October 2, 2009 Volume 110 Number 19

Freightliner won’t close Portland plant

Workers at the Portland Freightliner plant got a reprieve Sept. 28 when Daimler Trucks North America announced their facility won’t close June 2010 as previously announced.

The heavily-downsized plant employs 425 members of Machinists Lodge 1005; 90 members of Teamsters Local 305; 66 members of Painters Local 1094; and 18 members of Service Employees Local 49.

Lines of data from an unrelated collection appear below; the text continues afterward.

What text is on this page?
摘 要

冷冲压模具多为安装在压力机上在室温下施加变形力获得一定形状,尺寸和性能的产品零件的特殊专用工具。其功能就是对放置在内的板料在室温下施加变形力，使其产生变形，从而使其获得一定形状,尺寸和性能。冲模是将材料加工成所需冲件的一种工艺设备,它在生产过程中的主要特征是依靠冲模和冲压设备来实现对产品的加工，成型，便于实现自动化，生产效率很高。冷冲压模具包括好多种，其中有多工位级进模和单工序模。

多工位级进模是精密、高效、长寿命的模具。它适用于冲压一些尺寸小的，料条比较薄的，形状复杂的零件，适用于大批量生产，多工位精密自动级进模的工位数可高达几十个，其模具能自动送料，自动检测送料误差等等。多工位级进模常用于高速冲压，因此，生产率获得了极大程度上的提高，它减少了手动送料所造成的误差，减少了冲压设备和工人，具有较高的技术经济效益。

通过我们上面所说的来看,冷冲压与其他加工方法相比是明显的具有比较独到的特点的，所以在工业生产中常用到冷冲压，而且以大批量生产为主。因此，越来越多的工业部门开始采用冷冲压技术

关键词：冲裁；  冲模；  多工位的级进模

The plant makes Freightliner military vehicles and the Western Star line of specialized trucks. Daimler just got a large order from the U.S. Army’s Tank Automotive Command, and that may have figured in the decision to halt the planned closure. Roger Nielsen, Daimler Trucks North America chief operating officer, said in a press statement that the company would prefer to focus on timely delivery, without the interruption or distraction of a move.

The company was planning to switch the military production to its North Carolina plant, and Western Star production to its plant in Santiago Tianguistenco, Mexico. Instead, the military trucks will be made in Portland and in Cleveland, North Carolina, while plans to manufacture Western Star trucks in Mexico are on hold.

Machinists Representative Joe Kear said another factor in the decision may have been the discovery — during bargaining over severance benefits — that the company will have to pay larger-than-expected “legacy” costs whether the Portland plant closes or stays open. About 100 members have taken an early retirement benefit rather than wait for the plant closure.

The previously planned closure was to coincide with the June 2010 end of the Machinists Union contract, since the contract contained a commitment not to close the plant. Rescinding the closure means the company will have to negotiate new agreements with the four unions, which bargain together but ratify contracts separately.

Kear learned of the decision to stay open Sept. 28 when company managers called him to a 7:30 a.m. meeting. The company wants early negotiations, Kear said, and a three-year agreement. There was no indication the company will expand production or recall any of the 1,000 or so workers laid off since 2007, except that Daimler has said it wants to put more energy into developing the Western Star brand.

In its press statement, the company seemed to signal it will seek concessions in bargaining. The company titled its statement, “Daimler … announces ‘second chance’ for Portland truck plant.”

The choice of language — “second chance” — suggests that closure is still a threat, or maybe that Portland or the Daimler workforce have displeased the corporate hierarchs, but will have another chance to win back favor, presumably by giving wage concessions and giving up job protections.

“The cost disadvantages of operating a truck manufacturing plant in Portland have not changed,” Daimler said in the statement, and “negotiation of a new labor contract to continue plant operations must focus on increased flexibility in work rules and cost reductions that lead to further gains in competitiveness.”

“We are hopeful that our discussions with the unions in the weeks ahead will prove to be productive,” Nielsen said in the written statement.

“We will do our best to look out for the interests of our members,” Kear told the Labor Press. “I think members will want to see severance language in the new contract.”